Abstract

Background and Objectives
Despite the usually favorable prognosis of well-differentiated thyroid cancer (WDTC) following appropriate treatment, advanced T-staged WDTCs are associated with poor prognosis. This study focused on identifying genes associated with the prognosis of locally advanced WDTC by analyzing a The Cancer Genome Atlas cohort.
Subjects and Method
We analyzed the data of 501 patients with WDTC and classified them into two subgroups: pathological T4 stage (Cluster 1) or T1-3 stage (Cluster 2). We compared the mRNA expressions of thyroid cancer-related genes, and the somatic mutation frequencies of various cancer genes between the two subgroups.
Results
Cluster 1 included 23 patients (papillary=21/follicular-variant papillary thyroid cancer [FVPTC]=2) and Cluster 2 478 patients (papillary=371/FVPTC=100/others=7).

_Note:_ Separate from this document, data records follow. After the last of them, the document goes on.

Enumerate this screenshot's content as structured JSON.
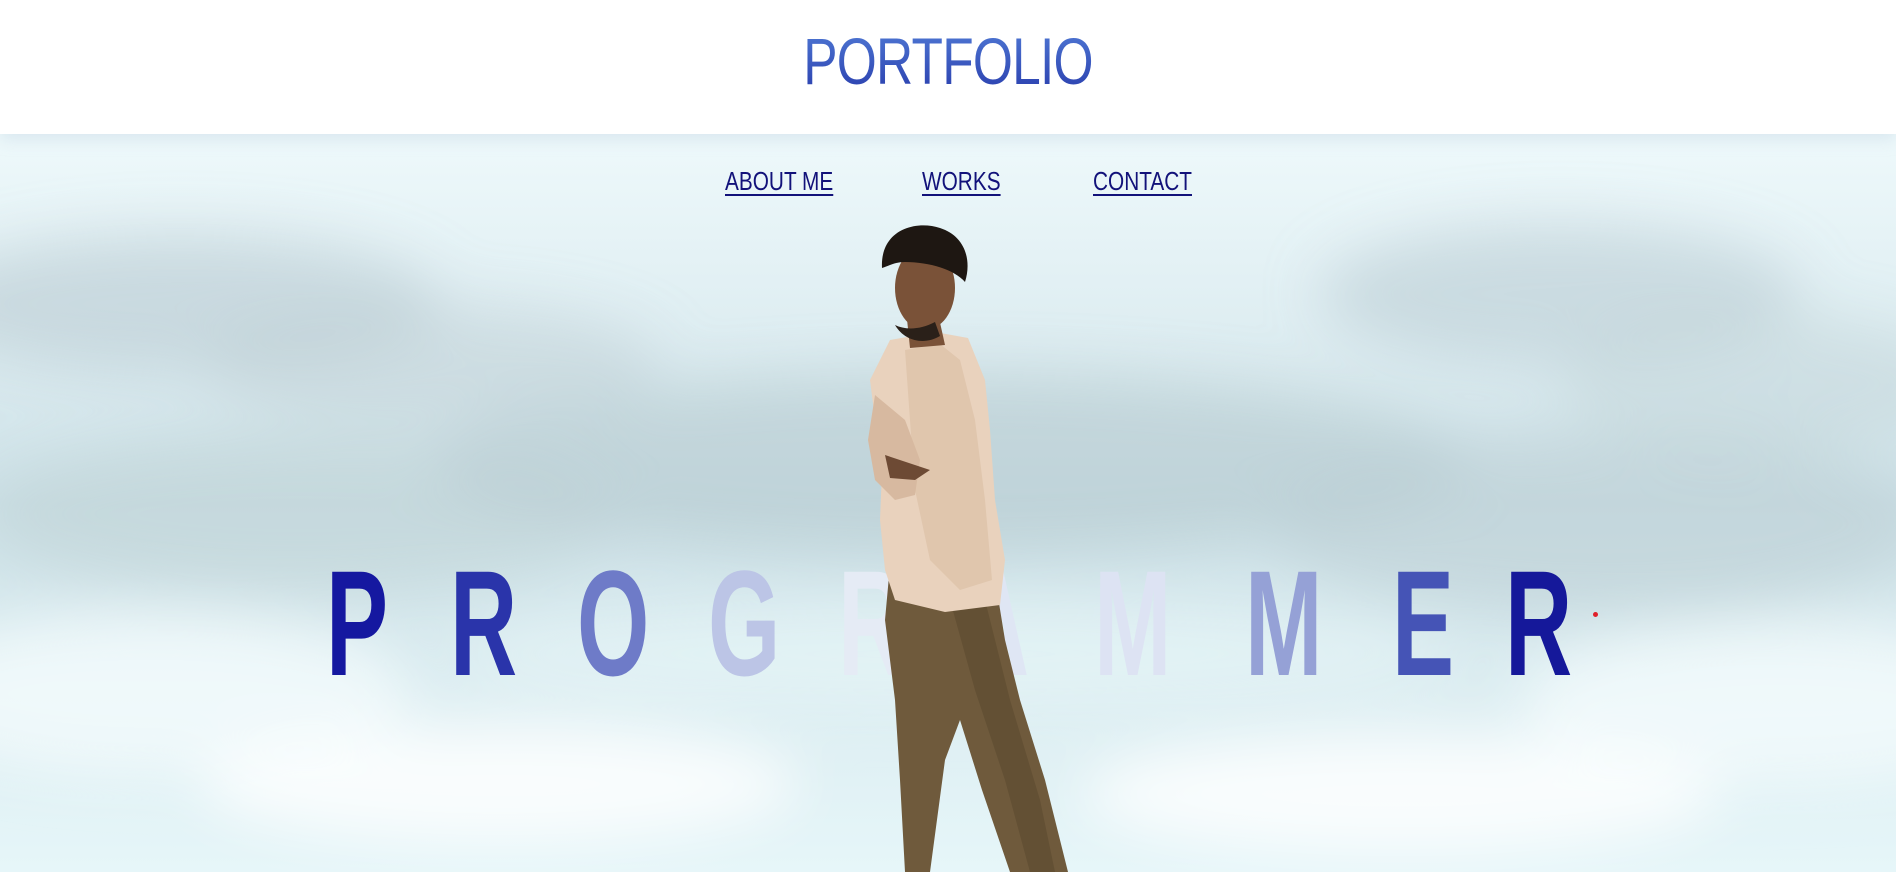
{
  "header": {
    "brand": "PORTFOLIO"
  },
  "nav": {
    "items": [
      {
        "label": "ABOUT ME"
      },
      {
        "label": "WORKS"
      },
      {
        "label": "CONTACT"
      }
    ]
  },
  "hero": {
    "word": "PROGRAMMER",
    "letters": [
      "P",
      "R",
      "O",
      "G",
      "R",
      "A",
      "M",
      "M",
      "E",
      "R"
    ]
  },
  "colors": {
    "brand_top": "#4f78d4",
    "brand_bottom": "#2a3fae",
    "nav_link": "#12127a",
    "letter_dark": "#1a1ea8",
    "letter_light": "#e6ecf6",
    "cursor_dot": "#e0202a"
  }
}
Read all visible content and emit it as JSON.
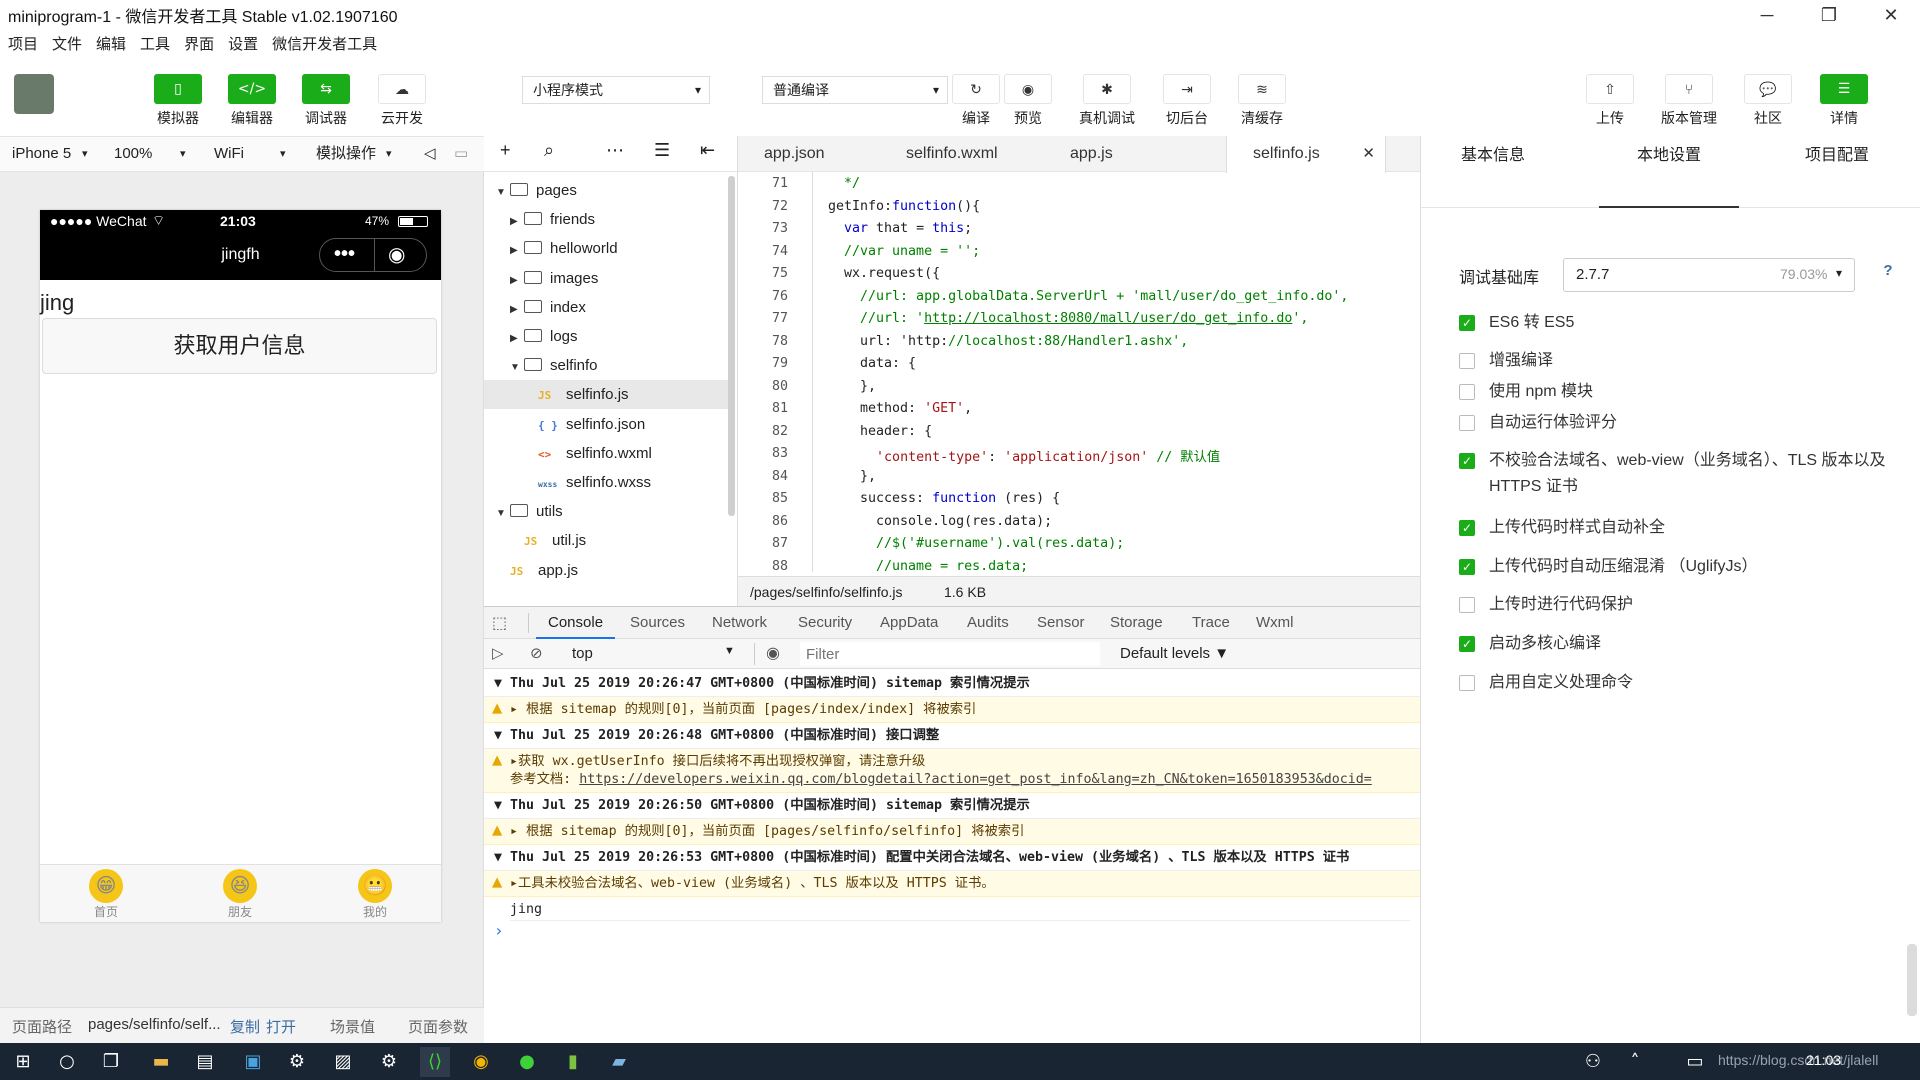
{
  "window": {
    "title": "miniprogram-1 - 微信开发者工具 Stable v1.02.1907160",
    "min": "─",
    "max": "❐",
    "close": "✕"
  },
  "menu": [
    "项目",
    "文件",
    "编辑",
    "工具",
    "界面",
    "设置",
    "微信开发者工具"
  ],
  "toolbar": {
    "left": [
      {
        "label": "模拟器",
        "icon": "▯"
      },
      {
        "label": "编辑器",
        "icon": "</>"
      },
      {
        "label": "调试器",
        "icon": "⇆"
      },
      {
        "label": "云开发",
        "icon": "☁"
      }
    ],
    "mode_select": "小程序模式",
    "compile_select": "普通编译",
    "center": [
      {
        "label": "编译",
        "icon": "↻"
      },
      {
        "label": "预览",
        "icon": "◉"
      },
      {
        "label": "真机调试",
        "icon": "✱"
      },
      {
        "label": "切后台",
        "icon": "⇥"
      },
      {
        "label": "清缓存",
        "icon": "≋"
      }
    ],
    "right": [
      {
        "label": "上传",
        "icon": "⇧"
      },
      {
        "label": "版本管理",
        "icon": "⑂"
      },
      {
        "label": "社区",
        "icon": "💬"
      },
      {
        "label": "详情",
        "icon": "☰"
      }
    ]
  },
  "simbar": {
    "device": "iPhone 5",
    "zoom": "100%",
    "network": "WiFi",
    "ops": "模拟操作"
  },
  "phone": {
    "carrier": "●●●●● WeChat",
    "wifi": "⌔",
    "time": "21:03",
    "battery": "47%",
    "nav_title": "jingfh",
    "capsule_dots": "•••",
    "capsule_target": "◉",
    "text": "jing",
    "button": "获取用户信息",
    "tabs": [
      {
        "label": "首页",
        "emoji": "😁"
      },
      {
        "label": "朋友",
        "emoji": "😆"
      },
      {
        "label": "我的",
        "emoji": "😬"
      }
    ]
  },
  "simfoot": {
    "path_label": "页面路径",
    "path": "pages/selfinfo/self...",
    "copy": "复制",
    "open": "打开",
    "scene": "场景值",
    "params": "页面参数"
  },
  "filetree": {
    "tools": [
      "+",
      "⌕",
      "⋯",
      "☰",
      "⇤"
    ],
    "items": [
      {
        "label": "pages",
        "type": "folder",
        "open": true,
        "depth": 0
      },
      {
        "label": "friends",
        "type": "folder",
        "open": false,
        "depth": 1
      },
      {
        "label": "helloworld",
        "type": "folder",
        "open": false,
        "depth": 1
      },
      {
        "label": "images",
        "type": "folder",
        "open": false,
        "depth": 1
      },
      {
        "label": "index",
        "type": "folder",
        "open": false,
        "depth": 1
      },
      {
        "label": "logs",
        "type": "folder",
        "open": false,
        "depth": 1
      },
      {
        "label": "selfinfo",
        "type": "folder",
        "open": true,
        "depth": 1
      },
      {
        "label": "selfinfo.js",
        "type": "JS",
        "depth": 2,
        "selected": true
      },
      {
        "label": "selfinfo.json",
        "type": "{ }",
        "depth": 2
      },
      {
        "label": "selfinfo.wxml",
        "type": "<>",
        "depth": 2
      },
      {
        "label": "selfinfo.wxss",
        "type": "wxss",
        "depth": 2
      },
      {
        "label": "utils",
        "type": "folder",
        "open": true,
        "depth": 0
      },
      {
        "label": "util.js",
        "type": "JS",
        "depth": 1
      },
      {
        "label": "app.js",
        "type": "JS",
        "depth": 0
      }
    ]
  },
  "editor": {
    "tabs": [
      "app.json",
      "selfinfo.wxml",
      "app.js",
      "selfinfo.js"
    ],
    "active_tab": "selfinfo.js",
    "close": "✕",
    "lines": [
      {
        "n": "71",
        "t": "  */"
      },
      {
        "n": "72",
        "t": "getInfo:function(){"
      },
      {
        "n": "73",
        "t": "  var that = this;"
      },
      {
        "n": "74",
        "t": "  //var uname = '';"
      },
      {
        "n": "75",
        "t": "  wx.request({"
      },
      {
        "n": "76",
        "t": "    //url: app.globalData.ServerUrl + 'mall/user/do_get_info.do',"
      },
      {
        "n": "77",
        "t": "    //url: 'http://localhost:8080/mall/user/do_get_info.do',"
      },
      {
        "n": "78",
        "t": "    url: 'http://localhost:88/Handler1.ashx',"
      },
      {
        "n": "79",
        "t": "    data: {"
      },
      {
        "n": "80",
        "t": "    },"
      },
      {
        "n": "81",
        "t": "    method: 'GET',"
      },
      {
        "n": "82",
        "t": "    header: {"
      },
      {
        "n": "83",
        "t": "      'content-type': 'application/json' // 默认值"
      },
      {
        "n": "84",
        "t": "    },"
      },
      {
        "n": "85",
        "t": "    success: function (res) {"
      },
      {
        "n": "86",
        "t": "      console.log(res.data);"
      },
      {
        "n": "87",
        "t": "      //$('#username').val(res.data);"
      },
      {
        "n": "88",
        "t": "      //uname = res.data;"
      }
    ],
    "status_path": "/pages/selfinfo/selfinfo.js",
    "status_size": "1.6 KB"
  },
  "devtools": {
    "tabs": [
      "Console",
      "Sources",
      "Network",
      "Security",
      "AppData",
      "Audits",
      "Sensor",
      "Storage",
      "Trace",
      "Wxml"
    ],
    "context": "top",
    "filter_placeholder": "Filter",
    "levels": "Default levels ▼",
    "groups": [
      {
        "head": "▼ Thu Jul 25 2019 20:26:47 GMT+0800 (中国标准时间) sitemap 索引情况提示",
        "warn": [
          "▸ 根据 sitemap 的规则[0]，当前页面 [pages/index/index] 将被索引"
        ]
      },
      {
        "head": "▼ Thu Jul 25 2019 20:26:48 GMT+0800 (中国标准时间) 接口调整",
        "warn": [
          "▸获取 wx.getUserInfo 接口后续将不再出现授权弹窗，请注意升级",
          "参考文档: https://developers.weixin.qq.com/blogdetail?action=get_post_info&lang=zh_CN&token=1650183953&docid="
        ]
      },
      {
        "head": "▼ Thu Jul 25 2019 20:26:50 GMT+0800 (中国标准时间) sitemap 索引情况提示",
        "warn": [
          "▸ 根据 sitemap 的规则[0]，当前页面 [pages/selfinfo/selfinfo] 将被索引"
        ]
      },
      {
        "head": "▼ Thu Jul 25 2019 20:26:53 GMT+0800 (中国标准时间) 配置中关闭合法域名、web-view (业务域名) 、TLS 版本以及 HTTPS 证书",
        "warn": [
          "▸工具未校验合法域名、web-view (业务域名) 、TLS 版本以及 HTTPS 证书。"
        ]
      }
    ],
    "log": "jing",
    "prompt": "›"
  },
  "rightpanel": {
    "tabs": [
      "基本信息",
      "本地设置",
      "项目配置"
    ],
    "active": "本地设置",
    "lib_label": "调试基础库",
    "lib_version": "2.7.7",
    "lib_pct": "79.03%",
    "help": "?",
    "options": [
      {
        "label": "ES6 转 ES5",
        "checked": true
      },
      {
        "label": "增强编译",
        "checked": false
      },
      {
        "label": "使用 npm 模块",
        "checked": false
      },
      {
        "label": "自动运行体验评分",
        "checked": false
      },
      {
        "label": "不校验合法域名、web-view（业务域名）、TLS 版本以及 HTTPS 证书",
        "checked": true
      },
      {
        "label": "上传代码时样式自动补全",
        "checked": true
      },
      {
        "label": "上传代码时自动压缩混淆 （UglifyJs）",
        "checked": true
      },
      {
        "label": "上传时进行代码保护",
        "checked": false
      },
      {
        "label": "启动多核心编译",
        "checked": true
      },
      {
        "label": "启用自定义处理命令",
        "checked": false
      }
    ]
  },
  "taskbar": {
    "tray_text": "https://blog.csdn.net/jlalell",
    "time": "21:03"
  },
  "colors": {
    "accent": "#1aad19",
    "taskbar": "#1a2533"
  }
}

Cluster 1 showed worse overall and disease-free survival than Cluster 2 (p<0.05 and p=0.12, respectively). Patients with pT4 stage had about a 1.8-fold increased risk of overall recurrence or death. MET, SERPINA1, TIMP1, PROS1, FN1, CDKN2A, and CDKN2B were significantly elevated while TG, DNAH9, TFF3, CRABP1, TPO, JAK2, KIT, KDR, and NFE2L2 were significantly lower in Cluster 1 (all, p<0.05 and adjusted p<0.05). A TERT, EIF1AX, and ATM showed significantly frequent somatic mutations in Cluster 1 when compared to Cluster 2. We also identified seven pathways related to 16 genetic markers.
Conclusion
Locally advanced WDTC presented 16 genetic alterations. We identified somatic mutations associated with local invasion transformation. Relevant pathways related to the 16 genetic markers could be therapeutic targets. Genetic analysis of locally advanced WDTC may be used to predict clinical applications in patient survival.